Leineweber: Ich erinnere mich an einen wunderschönen Gedenkgottesdienst in der Basilika St. Bartholomäus in Rom. Die Basilika ist ein Gedenkort, den Sant'Egidio betreut. Wir gedachten der Märtyrer des 20. und 21. Jahrhunderts.
Benedikt war einer, der auch den Zweiten Weltkrieg noch erlebt hat, der die Verfolgung des Nationalsozialismus sehr gut kannte. Er hat die kommunistische Zeit in der DDR und dem ganzen Ostblock verfolgt und er hatte ein tiefes Gespür für Christen, die in schwierigen Situationen leben. Das war eine sehr schöne Begegnung.
Auch das Friedenstreffen der Religionen in Neapel, an dem er teilgenommen hat, ist in Erinnerung geblieben. Dort habe ich ihn als sehr offen erlebt und als Menschen, der sehr gütig auf andere zugegangen ist. Er wollte die katholische Lehre nicht aufoktroyieren, sondern als Gesprächspartner ein gütiger Mensch sein, der offen für die anderen ist.
DOMRADIO.DE: Der Tod von Papst Benedikt XVI. hat das Wochenende bestimmt. Es gab aber auch noch den 56. Weltfriedenstag der katholischen Kirche.
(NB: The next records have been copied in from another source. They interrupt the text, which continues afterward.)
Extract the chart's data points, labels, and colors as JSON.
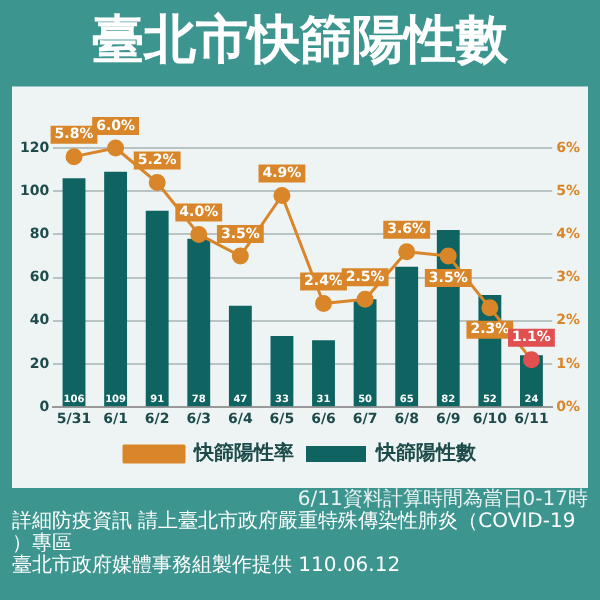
{
  "chart_data": {
    "type": "bar",
    "title": "臺北市快篩陽性數",
    "categories": [
      "5/31",
      "6/1",
      "6/2",
      "6/3",
      "6/4",
      "6/5",
      "6/6",
      "6/7",
      "6/8",
      "6/9",
      "6/10",
      "6/11"
    ],
    "series": [
      {
        "name": "快篩陽性數",
        "color": "#0f6462",
        "values": [
          106,
          109,
          91,
          78,
          47,
          33,
          31,
          50,
          65,
          82,
          52,
          24
        ],
        "value_labels": [
          "106",
          "109",
          "91",
          "78",
          "47",
          "33",
          "31",
          "50",
          "65",
          "82",
          "52",
          "24"
        ]
      },
      {
        "name": "快篩陽性率",
        "type": "line",
        "axis": "y2",
        "color": "#d9862a",
        "colors": [
          "#d9862a",
          "#d9862a",
          "#d9862a",
          "#d9862a",
          "#d9862a",
          "#d9862a",
          "#d9862a",
          "#d9862a",
          "#d9862a",
          "#d9862a",
          "#d9862a",
          "#e05050"
        ],
        "values": [
          5.8,
          6.0,
          5.2,
          4.0,
          3.5,
          4.9,
          2.4,
          2.5,
          3.6,
          3.5,
          2.3,
          1.1
        ],
        "value_labels": [
          "5.8%",
          "6.0%",
          "5.2%",
          "4.0%",
          "3.5%",
          "4.9%",
          "2.4%",
          "2.5%",
          "3.6%",
          "3.5%",
          "2.3%",
          "1.1%"
        ]
      }
    ],
    "ylim": [
      0,
      130
    ],
    "yticks": [
      0,
      20,
      40,
      60,
      80,
      100,
      120
    ],
    "y2lim": [
      0,
      6.5
    ],
    "y2ticks": [
      {
        "value": 0,
        "label": "0%"
      },
      {
        "value": 1,
        "label": "1%"
      },
      {
        "value": 2,
        "label": "2%"
      },
      {
        "value": 3,
        "label": "3%"
      },
      {
        "value": 4,
        "label": "4%"
      },
      {
        "value": 5,
        "label": "5%"
      },
      {
        "value": 6,
        "label": "6%"
      }
    ],
    "grid": "y",
    "legend": "bottom",
    "marker": "circle",
    "annotations": [
      "6/11資料計算時間為當日0-17時",
      "詳細防疫資訊 請上臺北市政府嚴重特殊傳染性肺炎（COVID-19）專區",
      "臺北市政府媒體事務組製作提供 110.06.12"
    ]
  }
}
Sie haben auf allen Kontinenten bei Veranstaltungen die diesjährige Botschaft von Papst Franziskus "Niemand kann sich alleine retten" verbreitet. Wie ist diese Botschaft gemeint?
Leineweber: Papst Franziskus geht in seiner Botschaft sehr stark auf die Pandemie ein und sagt, dass wir aus der Pandemie Lehren ziehen müssen, dass wir die großen Krisen unserer Zeit, wie eben Covid-19, die Klimakrise, den Krieg in der Ukraine und viele andere Probleme nicht allein lösen können, sondern nur gemeinsam und miteinander.
Wir als Staaten, als Gesellschaften, aber auch als Kirche und Christen insgesamt und Menschen guten Willens müssen lernen, mehr zusammenzuarbeiten und nicht das Nationale oder das Konfessionelle zu betonen.
DOMRADIO.DE: Ihre Arbeit endet nicht mit dem Weltfriedenstag am 1. Januar. Wie wollen Sie ihre Arbeit in diesem Jahr insbesondere mit Blick auf die Ukraine bewerkstelligen?
Leineweber: Die müssen wir auf verschiedenen Ebenen leisten. Der Papst sagt: "Jeder ist für den Frieden verantwortlich." Das ist die persönliche Ebene. Die spirituelle Ebene ist, dass jeder diesen Frieden im Herzen trägt.
Wir sind zwar eine Laien-Gemeinschaft, haben keine politische Entscheidungsgewalt, aber wir können zum Beispiel Flüchtlinge aufnehmen. Wir stärken unsere Hilfslieferungen in die Ukraine, um die Opfer von Gewalt zu unterstützen, aber auch um Gesprächsfäden mit Vertretern der Kirche oder aus der Politik zu finden, um auf diesem Weg den Frieden zu unterstützen.
Wir planen in diesem Jahr ein großes Treffen in Deutschland. In Berlin wird das große internationale Friedenstreffen der Weltreligionen vom 10. bis 12. September stattfinden. Auch da hoffen wir, ein großes Signal für den Frieden in der Ukraine auszusenden.
Das Interview führte Katharina Geiger.